Multiply 9 times any number and it always "reduces" back down to 9 (add up the individual numbers in the result)

For example: 9 x 872 = 7848, so you take 7848 and split it into 7 + 8 + 4 + 8 = 27, then do it again 2 + 7 = 9 and we're back to 9

It can be a huge number and it still works:

9 x 987345734 = 8886111606

8+8+8+6+1+1+1+6+0+6 = 45

4+5 = 9

Also here's a cool video about some more mind blowing math facts

Maybe a bit advanced for this crowd, but there is a correspondence between logic and type theory (like in programming languages). Roughly we have

Proposition ≈ Type

Proof of a prop ≈ member of a Type

Implication ≈ function type

and ≈ Cartesian product

or ≈ disjoint union

true ≈ type with one element

false ≈ empty type

Once you understand it, its actually really simple and "obvious", but the fact that this exists is really really surprising imo.

https://en.m.wikipedia.org/wiki/Curry%E2%80%93Howard_correspondence

You can also add topology into the mix:

https://en.m.wikipedia.org/wiki/Homotopy_type_theory

As someone who took maths in university for two years, this has successfully given me PTSD, well done Lemmy.

This is a common one, but the cardinality of infinite sets. Some infinities are larger than others.

The natural numbers are countably infinite, and any set that has a one-to-one mapping to the natural numbers is also countably infinite. So that means the set of all even natural numbers is the same size as the natural numbers, because we can map 0 > 0, 1 > 2, 2 > 4, 3 > 6, etc.

But that suggests we can also map a set that seems larger than the natural numbers to the natural numbers, such as the integers: 0 → 0, 1 → 1, 2 → –1, 3 → 2, 4 → –2, etc. In fact, we can even map pairs of integers to natural numbers, and because rational numbers can be represented in terms of pairs of numbers, their cardinality is that of the natural numbers. Even though the cardinality of the rationals is identical to that of the integers, the rationals are still dense, which means that between any two rational numbers we can find another one. The integers do not have this property.

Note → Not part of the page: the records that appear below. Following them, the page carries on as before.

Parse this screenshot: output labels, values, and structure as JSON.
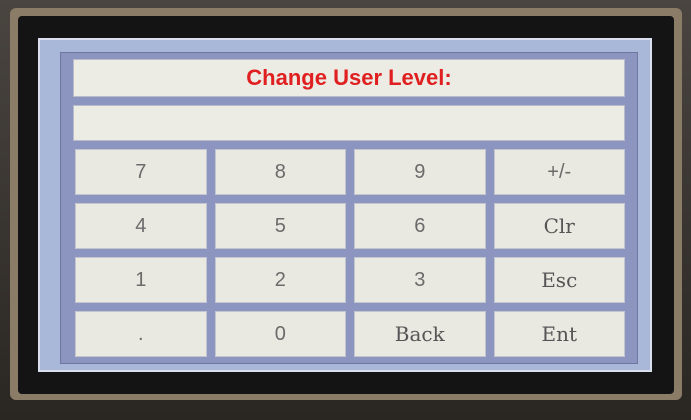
{
  "dialog": {
    "title": "Change User Level:",
    "entry_value": ""
  },
  "keypad": {
    "rows": [
      [
        "7",
        "8",
        "9",
        "+/-"
      ],
      [
        "4",
        "5",
        "6",
        "Clr"
      ],
      [
        "1",
        "2",
        "3",
        "Esc"
      ],
      [
        ".",
        "0",
        "Back",
        "Ent"
      ]
    ]
  },
  "colors": {
    "title": "#e02020",
    "panel": "#8b95c0",
    "key_face": "#e9e8e1"
  }
}
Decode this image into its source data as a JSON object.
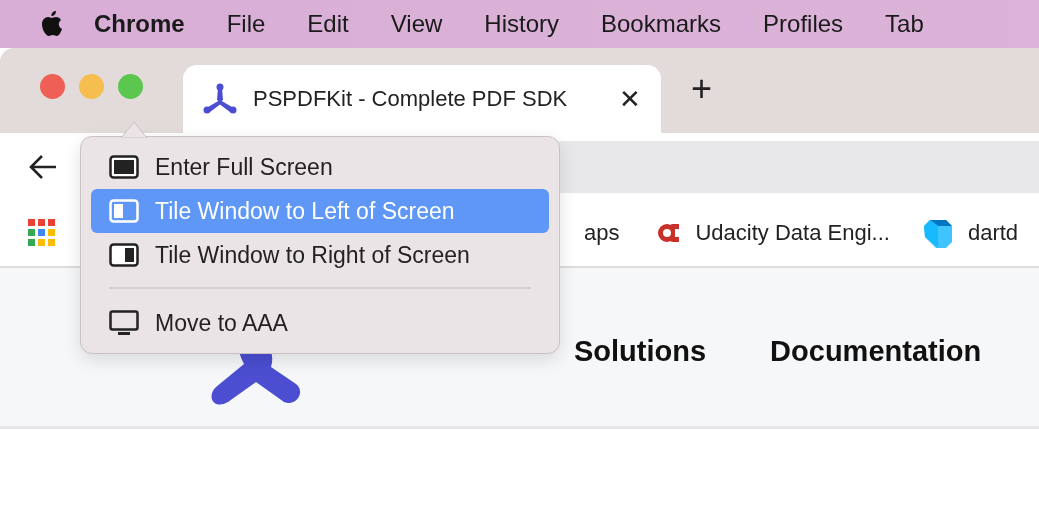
{
  "menu_bar": {
    "app": "Chrome",
    "items": [
      "File",
      "Edit",
      "View",
      "History",
      "Bookmarks",
      "Profiles",
      "Tab"
    ]
  },
  "tab": {
    "title": "PSPDFKit - Complete PDF SDK",
    "selected": true,
    "close": "✕"
  },
  "new_tab": "+",
  "bookmarks": [
    {
      "kind": "text",
      "label": "aps"
    },
    {
      "kind": "udacity",
      "label": "Udacity Data Engi..."
    },
    {
      "kind": "dart",
      "label": "dartd"
    }
  ],
  "page_nav": [
    "Solutions",
    "Documentation"
  ],
  "window_menu": [
    {
      "kind": "fullscreen",
      "label": "Enter Full Screen",
      "selected": false
    },
    {
      "kind": "tile-left",
      "label": "Tile Window to Left of Screen",
      "selected": true
    },
    {
      "kind": "tile-right",
      "label": "Tile Window to Right of Screen",
      "selected": false
    },
    {
      "kind": "separator"
    },
    {
      "kind": "display",
      "label": "Move to AAA",
      "selected": false
    }
  ]
}
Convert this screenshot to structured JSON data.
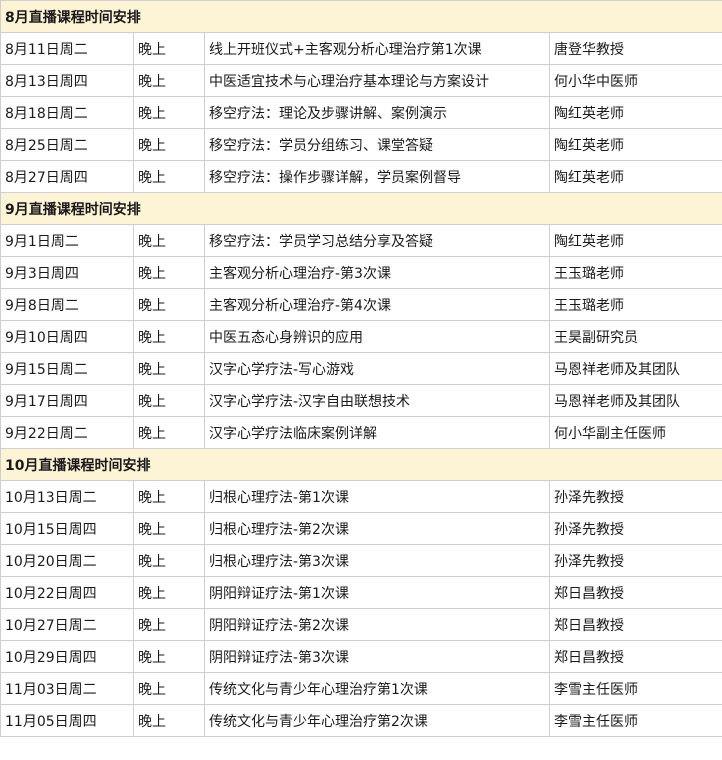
{
  "sections": [
    {
      "title": "8月直播课程时间安排",
      "rows": [
        {
          "date": "8月11日周二",
          "time": "晚上",
          "topic": "线上开班仪式+主客观分析心理治疗第1次课",
          "teacher": "唐登华教授"
        },
        {
          "date": "8月13日周四",
          "time": "晚上",
          "topic": "中医适宜技术与心理治疗基本理论与方案设计",
          "teacher": "何小华中医师"
        },
        {
          "date": "8月18日周二",
          "time": "晚上",
          "topic": "移空疗法：理论及步骤讲解、案例演示",
          "teacher": "陶红英老师"
        },
        {
          "date": "8月25日周二",
          "time": "晚上",
          "topic": "移空疗法：学员分组练习、课堂答疑",
          "teacher": "陶红英老师"
        },
        {
          "date": "8月27日周四",
          "time": "晚上",
          "topic": "移空疗法：操作步骤详解，学员案例督导",
          "teacher": "陶红英老师"
        }
      ]
    },
    {
      "title": "9月直播课程时间安排",
      "rows": [
        {
          "date": "9月1日周二",
          "time": "晚上",
          "topic": "移空疗法：学员学习总结分享及答疑",
          "teacher": "陶红英老师"
        },
        {
          "date": "9月3日周四",
          "time": "晚上",
          "topic": "主客观分析心理治疗-第3次课",
          "teacher": "王玉璐老师"
        },
        {
          "date": "9月8日周二",
          "time": "晚上",
          "topic": "主客观分析心理治疗-第4次课",
          "teacher": "王玉璐老师"
        },
        {
          "date": "9月10日周四",
          "time": "晚上",
          "topic": "中医五态心身辨识的应用",
          "teacher": "王昊副研究员"
        },
        {
          "date": "9月15日周二",
          "time": "晚上",
          "topic": "汉字心学疗法-写心游戏",
          "teacher": "马恩祥老师及其团队"
        },
        {
          "date": "9月17日周四",
          "time": "晚上",
          "topic": "汉字心学疗法-汉字自由联想技术",
          "teacher": "马恩祥老师及其团队"
        },
        {
          "date": "9月22日周二",
          "time": "晚上",
          "topic": "汉字心学疗法临床案例详解",
          "teacher": "何小华副主任医师"
        }
      ]
    },
    {
      "title": "10月直播课程时间安排",
      "rows": [
        {
          "date": "10月13日周二",
          "time": "晚上",
          "topic": "归根心理疗法-第1次课",
          "teacher": "孙泽先教授"
        },
        {
          "date": "10月15日周四",
          "time": "晚上",
          "topic": "归根心理疗法-第2次课",
          "teacher": "孙泽先教授"
        },
        {
          "date": "10月20日周二",
          "time": "晚上",
          "topic": "归根心理疗法-第3次课",
          "teacher": "孙泽先教授"
        },
        {
          "date": "10月22日周四",
          "time": "晚上",
          "topic": "阴阳辩证疗法-第1次课",
          "teacher": "郑日昌教授"
        },
        {
          "date": "10月27日周二",
          "time": "晚上",
          "topic": "阴阳辩证疗法-第2次课",
          "teacher": "郑日昌教授"
        },
        {
          "date": "10月29日周四",
          "time": "晚上",
          "topic": "阴阳辩证疗法-第3次课",
          "teacher": "郑日昌教授"
        },
        {
          "date": "11月03日周二",
          "time": "晚上",
          "topic": "传统文化与青少年心理治疗第1次课",
          "teacher": "李雪主任医师"
        },
        {
          "date": "11月05日周四",
          "time": "晚上",
          "topic": "传统文化与青少年心理治疗第2次课",
          "teacher": "李雪主任医师"
        }
      ]
    }
  ]
}
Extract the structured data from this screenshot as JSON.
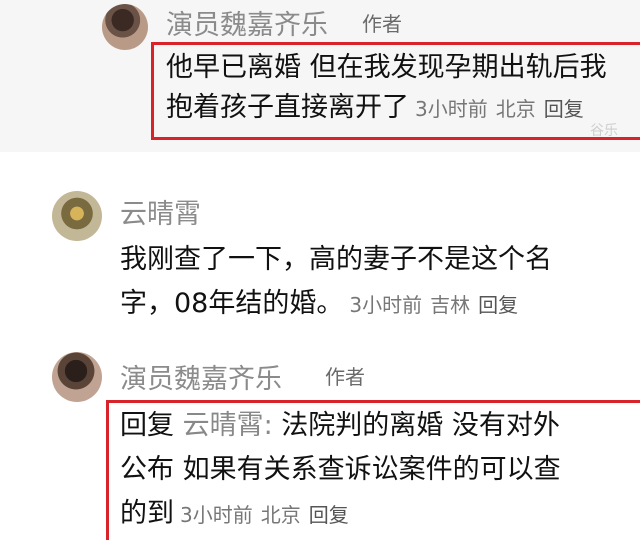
{
  "comments": [
    {
      "name": "演员魏嘉齐乐",
      "tag": "作者",
      "line1": "他早已离婚 但在我发现孕期出轨后我",
      "line2": "抱着孩子直接离开了",
      "time": "3小时前",
      "location": "北京",
      "reply": "回复"
    },
    {
      "name": "云晴霄",
      "line1": "我刚查了一下，高的妻子不是这个名",
      "line2": "字，08年结的婚。",
      "time": "3小时前",
      "location": "吉林",
      "reply": "回复"
    },
    {
      "name": "演员魏嘉齐乐",
      "tag": "作者",
      "reply_prefix": "回复",
      "reply_to": "云晴霄:",
      "line1_rest": "法院判的离婚 没有对外",
      "line2": "公布 如果有关系查诉讼案件的可以查",
      "line3": "的到",
      "time": "3小时前",
      "location": "北京",
      "reply": "回复"
    }
  ],
  "watermark": "谷乐"
}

But if we try to do this with real numbers, even a limited subset such as the real numbers between 0 and 1, it is impossible to perform this mapping. If you attempted to enumerate all of the real numbers between 0 and 1 as infinitely long decimals, you could always construct a number that was not present in the original enumeration by going through each element in order and appending a digit that did not match a decimal digit in the referenced element. This is Cantor's diagonal argument, which implies that the cardinality of the real numbers is strictly greater than that of the rationals.

The best part of this is that it is possible to construct a set that has the same cardinality as the real numbers but is not dense, such as the Cantor set.